In 2016, Oportun made more than $600 million in loans between $2,500 and $10,000. The vast majority charged interest rates of at least 25%, according to a report filed with the state Department of Business Oversight.

“At these rates, we’d have to decline a lot more people,” said Vazquez, who added that he is studying Kalra’s bill. “What we really want to do is to ask the author … to work with us to develop a cap that provides the needed consumer protections without cutting that access to credit.”

Oportun is one of the largest participants in a state pilot program that allows lenders to offer sub-$2,500 at rates above the interest rate cap if they comply with a handful of consumer-friendly rules, including adhering to strict underwriting and agreeing not to force customers into arbitration to settle disputes.

Vazquez said he would like to see Kalra’s legislation consider some of those elements rather than simply calling for a rate cap.

“It’s hard to boil a product down to one feature,” he said. “We want to have a thoughtful approach that considers all the elements of a responsible, affordable loan.”

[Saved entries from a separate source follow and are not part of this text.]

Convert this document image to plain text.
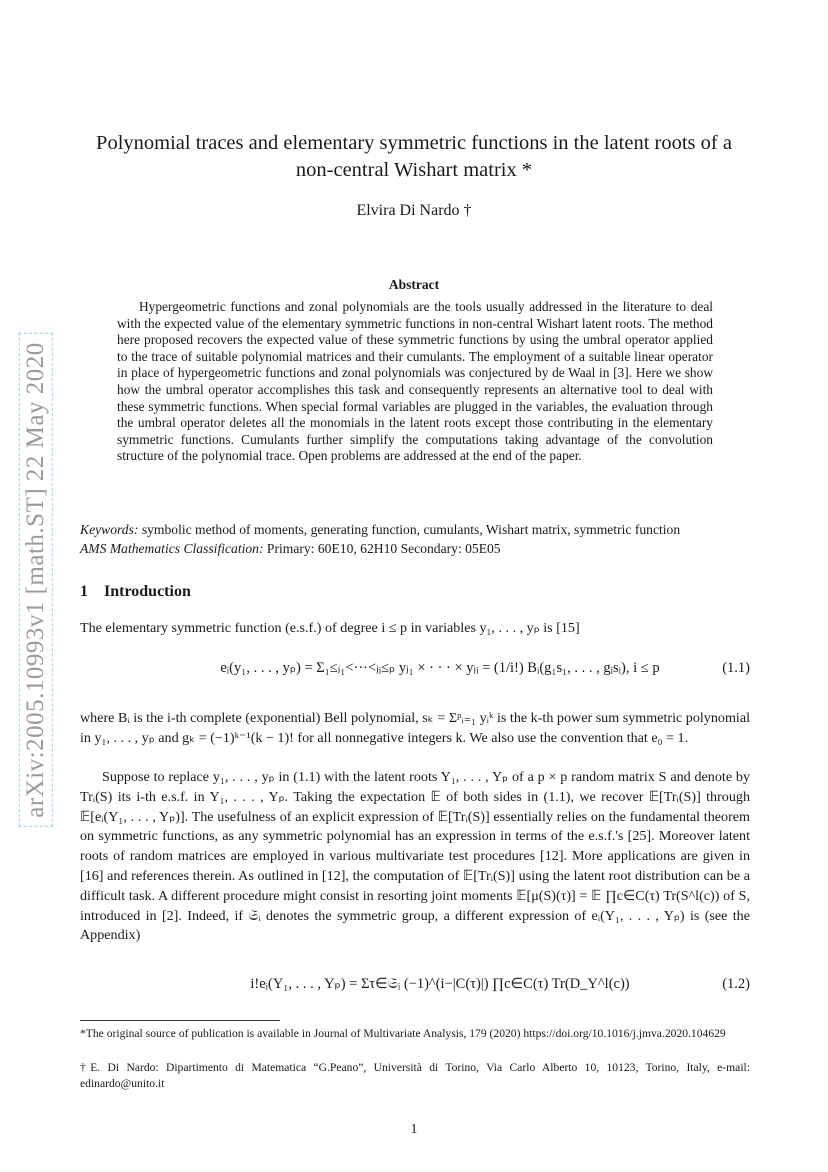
arXiv:2005.10993v1 [math.ST] 22 May 2020
Polynomial traces and elementary symmetric functions in the latent roots of a non-central Wishart matrix *
Elvira Di Nardo †
Abstract
Hypergeometric functions and zonal polynomials are the tools usually addressed in the literature to deal with the expected value of the elementary symmetric functions in non-central Wishart latent roots. The method here proposed recovers the expected value of these symmetric functions by using the umbral operator applied to the trace of suitable polynomial matrices and their cumulants. The employment of a suitable linear operator in place of hypergeometric functions and zonal polynomials was conjectured by de Waal in [3]. Here we show how the umbral operator accomplishes this task and consequently represents an alternative tool to deal with these symmetric functions. When special formal variables are plugged in the variables, the evaluation through the umbral operator deletes all the monomials in the latent roots except those contributing in the elementary symmetric functions. Cumulants further simplify the computations taking advantage of the convolution structure of the polynomial trace. Open problems are addressed at the end of the paper.
Keywords: symbolic method of moments, generating function, cumulants, Wishart matrix, symmetric function
AMS Mathematics Classification: Primary: 60E10, 62H10 Secondary: 05E05
1 Introduction
The elementary symmetric function (e.s.f.) of degree i ≤ p in variables y₁, . . . , yₚ is [15]
eᵢ(y₁, . . . , yₚ) = Σ₁≤ⱼ₁<···<ⱼᵢ≤ₚ yⱼ₁ × · · · × yⱼᵢ = (1/i!) Bᵢ(g₁s₁, . . . , gᵢsᵢ), i ≤ p	(1.1)
where Bᵢ is the i-th complete (exponential) Bell polynomial, sₖ = Σᵖᵢ₌₁ yᵢᵏ is the k-th power sum symmetric polynomial in y₁, . . . , yₚ and gₖ = (−1)ᵏ⁻¹(k − 1)! for all nonnegative integers k. We also use the convention that e₀ = 1.
Suppose to replace y₁, . . . , yₚ in (1.1) with the latent roots Y₁, . . . , Yₚ of a p × p random matrix S and denote by Trᵢ(S) its i-th e.s.f. in Y₁, . . . , Yₚ. Taking the expectation 𝔼 of both sides in (1.1), we recover 𝔼[Trᵢ(S)] through 𝔼[eᵢ(Y₁, . . . , Yₚ)]. The usefulness of an explicit expression of 𝔼[Trᵢ(S)] essentially relies on the fundamental theorem on symmetric functions, as any symmetric polynomial has an expression in terms of the e.s.f.'s [25]. Moreover latent roots of random matrices are employed in various multivariate test procedures [12]. More applications are given in [16] and references therein. As outlined in [12], the computation of 𝔼[Trᵢ(S)] using the latent root distribution can be a difficult task. A different procedure might consist in resorting joint moments 𝔼[μ(S)(τ)] = 𝔼 ∏c∈C(τ) Tr(S^l(c)) of S, introduced in [2]. Indeed, if 𝔖ᵢ denotes the symmetric group, a different expression of eᵢ(Y₁, . . . , Yₚ) is (see the Appendix)
i!eᵢ(Y₁, . . . , Yₚ) = Στ∈𝔖ᵢ (−1)^(i−|C(τ)|) ∏c∈C(τ) Tr(D_Y^l(c))	(1.2)
*The original source of publication is available in Journal of Multivariate Analysis, 179 (2020) https://doi.org/10.1016/j.jmva.2020.104629
†E. Di Nardo: Dipartimento di Matematica “G.Peano”, Università di Torino, Via Carlo Alberto 10, 10123, Torino, Italy, e-mail: edinardo@unito.it
1
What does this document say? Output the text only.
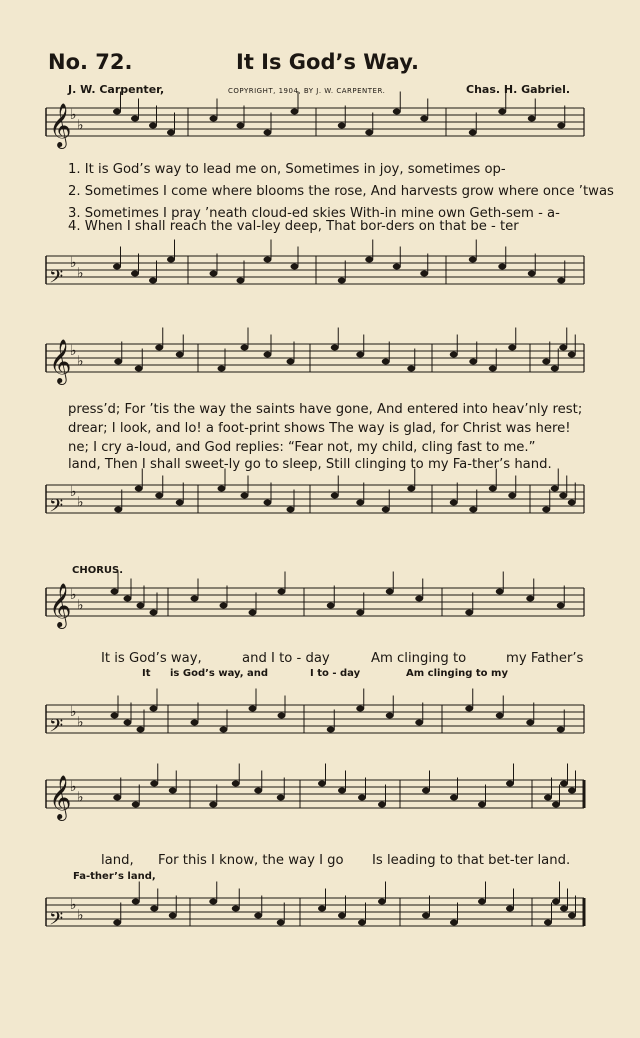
𝄞
♭
♭
𝄢
♭
♭
𝄞
♭
♭
𝄢
♭
♭
𝄞
♭
♭
𝄢
♭
♭
𝄞
♭
♭
𝄢
♭
♭
No. 72.	It Is God’s Way.
J. W. Carpenter,	COPYRIGHT, 1904, BY J. W. CARPENTER.	Chas. H. Gabriel.
1. It is God’s way to lead me on, Sometimes in joy, sometimes op-
2. Sometimes I come where blooms the rose, And harvests grow where once ’twas
3. Sometimes I pray ’neath cloud-ed skies With-in mine own Geth-sem - a-
4. When I shall reach the val-ley deep, That bor-ders on that be - ter
press’d; For ’tis the way the saints have gone, And entered into heav’nly rest;
drear; I look, and lo! a foot-print shows The way is glad, for Christ was here!
ne; I cry a-loud, and God replies: “Fear not, my child, cling fast to me.”
land, Then I shall sweet-ly go to sleep, Still clinging to my Fa-ther’s hand.
CHORUS.
It is God’s way,	and I to - day	Am clinging to	my Father’s
It is God’s way, and	I to - day	Am clinging to my
land, For this I know, the way I go Is leading to that bet-ter land.
Fa-ther’s land,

One risk of creating too low a rate cap is that, if regulated lenders cut back, it could push borrowers to unregulated online lenders.


Officials in New York and other states have tried to crack down on high-interest loans offered by lenders affiliated with Native American tribes or headquartered on tribal land. Those entities argue they are not subject to state lending laws and can offer loans at whatever rates customers will accept.

Aponte-Diaz of the Center for Responsible Lending said it’s possible that a broader rate cap could make California an attractive market for tribal lenders but that the state nevertheless must act to protect consumers.

“We’ve got to take it one step at a time,” she said. “We want to take care of these licensed lenders. There are always loopholes, and payday lenders find them, but we have to take it little by little.”